Trump, Clinton win New York primary; move closer to nomination

Trump, Clinton win New York primary; move closer to nomination

Trump, Clinton win New York primary; move closer to nomination
Donald Trump and Hillary Clinton today won the potentially game-changing New York primary and wrested back control of the US presidential race from their rivals, reviving hopes of winning the nomination outright.

The win gives Clinton and Trump edge over their rivals Bernie Sanders and Ted Cruz and solidify their frontrunner status after a series of losses recently. It also resoundingly answers questions about their command of the race.

Trump's win means he could sweep the state's 95 delegates and position himself to win the Republican nomination without going through a contested convention in July.

Clinton's win could blunt Sanders' momentum once and for all and leave Sanders with a tough decision on how to proceed as she extends her overwhelming lead in the Democratic race.

"Today you prove once again there is no place like home... This win is personal," said Clinton, joined by her husband ex- president Bill Clinton and daughter Chelsea, in her victory speech. "The race for the Democratic nomination is in the home stretch and victory is in sight."

Calling out Trump and Cruz for their remarks against Muslims and women, she said, "Donald Trump and Ted Cruz have a vision for our country that's divisive and dangerous- rounding up immigrants or banning Muslims is just not who we are."

"Threatening to ban Muslims" and treating American-Muslims like "criminal" go against "everything America stands for." "We are about lifting each other up, not tearing each other down. Our country is at its best when we come together -- no one knows that better than New Yorkers," she said.
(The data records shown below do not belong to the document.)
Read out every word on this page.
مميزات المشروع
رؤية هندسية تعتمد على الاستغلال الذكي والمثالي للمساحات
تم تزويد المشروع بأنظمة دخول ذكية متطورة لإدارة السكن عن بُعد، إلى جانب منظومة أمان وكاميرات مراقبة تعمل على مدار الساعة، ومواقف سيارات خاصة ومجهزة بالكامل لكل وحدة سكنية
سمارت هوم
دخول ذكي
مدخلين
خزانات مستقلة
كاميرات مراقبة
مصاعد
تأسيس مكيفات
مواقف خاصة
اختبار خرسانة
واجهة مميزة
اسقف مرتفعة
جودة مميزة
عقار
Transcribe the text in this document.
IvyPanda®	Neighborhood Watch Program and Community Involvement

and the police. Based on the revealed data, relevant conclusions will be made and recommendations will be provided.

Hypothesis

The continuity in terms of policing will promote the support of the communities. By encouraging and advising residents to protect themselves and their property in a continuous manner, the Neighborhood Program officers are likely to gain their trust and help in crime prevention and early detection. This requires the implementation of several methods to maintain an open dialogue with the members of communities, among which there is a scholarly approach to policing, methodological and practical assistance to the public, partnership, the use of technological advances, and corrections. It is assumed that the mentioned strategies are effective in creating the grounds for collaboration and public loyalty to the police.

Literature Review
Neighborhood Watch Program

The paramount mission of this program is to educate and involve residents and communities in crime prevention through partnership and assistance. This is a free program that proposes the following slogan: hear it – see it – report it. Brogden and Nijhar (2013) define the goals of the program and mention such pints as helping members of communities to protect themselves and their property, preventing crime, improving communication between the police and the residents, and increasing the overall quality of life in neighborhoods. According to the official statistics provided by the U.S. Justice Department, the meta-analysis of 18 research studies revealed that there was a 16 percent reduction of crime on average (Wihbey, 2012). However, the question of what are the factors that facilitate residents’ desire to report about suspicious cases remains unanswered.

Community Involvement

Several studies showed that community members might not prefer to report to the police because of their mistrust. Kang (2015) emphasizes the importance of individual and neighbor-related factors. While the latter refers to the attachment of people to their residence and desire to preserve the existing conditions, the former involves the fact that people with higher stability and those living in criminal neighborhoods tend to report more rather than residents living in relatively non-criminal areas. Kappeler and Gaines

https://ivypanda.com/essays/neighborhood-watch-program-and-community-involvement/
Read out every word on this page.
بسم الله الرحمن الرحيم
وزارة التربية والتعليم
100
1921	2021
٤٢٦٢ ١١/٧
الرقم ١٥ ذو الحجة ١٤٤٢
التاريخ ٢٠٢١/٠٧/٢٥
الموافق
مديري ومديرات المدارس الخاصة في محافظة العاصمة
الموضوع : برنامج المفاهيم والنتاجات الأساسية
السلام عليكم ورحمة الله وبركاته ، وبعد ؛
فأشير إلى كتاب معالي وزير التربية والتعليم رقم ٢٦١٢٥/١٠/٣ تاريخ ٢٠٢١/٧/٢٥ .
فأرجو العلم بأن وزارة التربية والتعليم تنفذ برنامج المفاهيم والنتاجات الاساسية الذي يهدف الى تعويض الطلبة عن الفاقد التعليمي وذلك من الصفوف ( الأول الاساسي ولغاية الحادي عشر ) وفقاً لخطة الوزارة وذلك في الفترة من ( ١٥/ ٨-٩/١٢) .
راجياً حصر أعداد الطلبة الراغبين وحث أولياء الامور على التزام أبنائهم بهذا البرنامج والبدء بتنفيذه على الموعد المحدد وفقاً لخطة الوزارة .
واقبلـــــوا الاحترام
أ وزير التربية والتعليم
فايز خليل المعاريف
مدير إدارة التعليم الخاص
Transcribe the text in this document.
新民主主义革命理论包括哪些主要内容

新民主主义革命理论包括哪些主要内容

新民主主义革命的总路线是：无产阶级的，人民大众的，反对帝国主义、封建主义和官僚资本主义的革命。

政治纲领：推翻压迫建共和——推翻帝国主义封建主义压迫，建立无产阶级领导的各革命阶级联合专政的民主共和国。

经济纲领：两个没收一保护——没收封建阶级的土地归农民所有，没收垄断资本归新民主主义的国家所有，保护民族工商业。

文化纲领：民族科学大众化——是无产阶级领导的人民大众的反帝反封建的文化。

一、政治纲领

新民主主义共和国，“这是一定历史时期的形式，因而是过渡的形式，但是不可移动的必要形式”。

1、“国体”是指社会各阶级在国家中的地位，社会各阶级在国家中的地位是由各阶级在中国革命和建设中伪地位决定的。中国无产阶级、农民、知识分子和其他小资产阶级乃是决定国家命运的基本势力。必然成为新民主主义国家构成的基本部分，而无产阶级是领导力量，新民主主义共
In a passing reference to Sanders, Clinton said it was not enough to just diagnose the problem. "America is a problem-solving nation. We have set progressive goals for creating more jobs and providing dignity and pride," she said.

As polls closed, media reports said that controversial billionaire Trump, 69, and Clinton, 68, have won. Clinton, who was senator of New York for eight years, was conformably ahead of Sanders, 74, winning 59.3 per cent of the votes so far, way ahead of 40.8 per cent votes won by Sanders.

Sanders in a tweet said that he was looking ahead to the northeast and mid-Atlantic states that vote next week. "Thank you to all those who came out tonight in New York! Onward to five more states voting next week," he tweeted.

With half of the polls in, Trump, whose campaign has appalled establishment Republicans, was way ahead of Cruz and Governor John Katich, winning 61.4 per cent of the votes.

Trump's big victory in his home state gave him renewed momentum in the Republican race and pushed him closer to the 1,237 delegates required to win the nomination.

He also appeared like a different candidate in his victory spppech at his Trump Tower in Manhattan. His speech focussed on jobs and trade and the economy but did not mention Clinton.

"We don't have much of a race anymore," Trump said to applause and cheers from his supporters. "Sen Cruz is just about mathematically eliminated."

Trump told the cheering supporters that he will focus on bringing jobs back from Mexico and "all other countries" and invest in US military and its veterans.

Flanked by his family, friends and business associates, he said he will use America's great business people to negotiate "unbelievable trade deals so we bring our jobs back."

CNN predicted Trump would take the lion's share of the 95 Republican party delegates up for grabs in New York.

The billionaire real estate mogul appeared to be on pace for a massive victory and is likely to sweep most of the 95 delegates in New York. For Democrats, 291 delegates were at stake.

Clinton leads the overall delegate count with 1,307, while Sanders has 1,094 delegates. The one who clinches 2,383 delegates in all wins the party's nomination.

A total of 1,237 delegates are needed to sew up the Republican nomination. Before the New York win, Trump led the total delegate count with 743, followed by Cruz with 543 and Kasich with 144.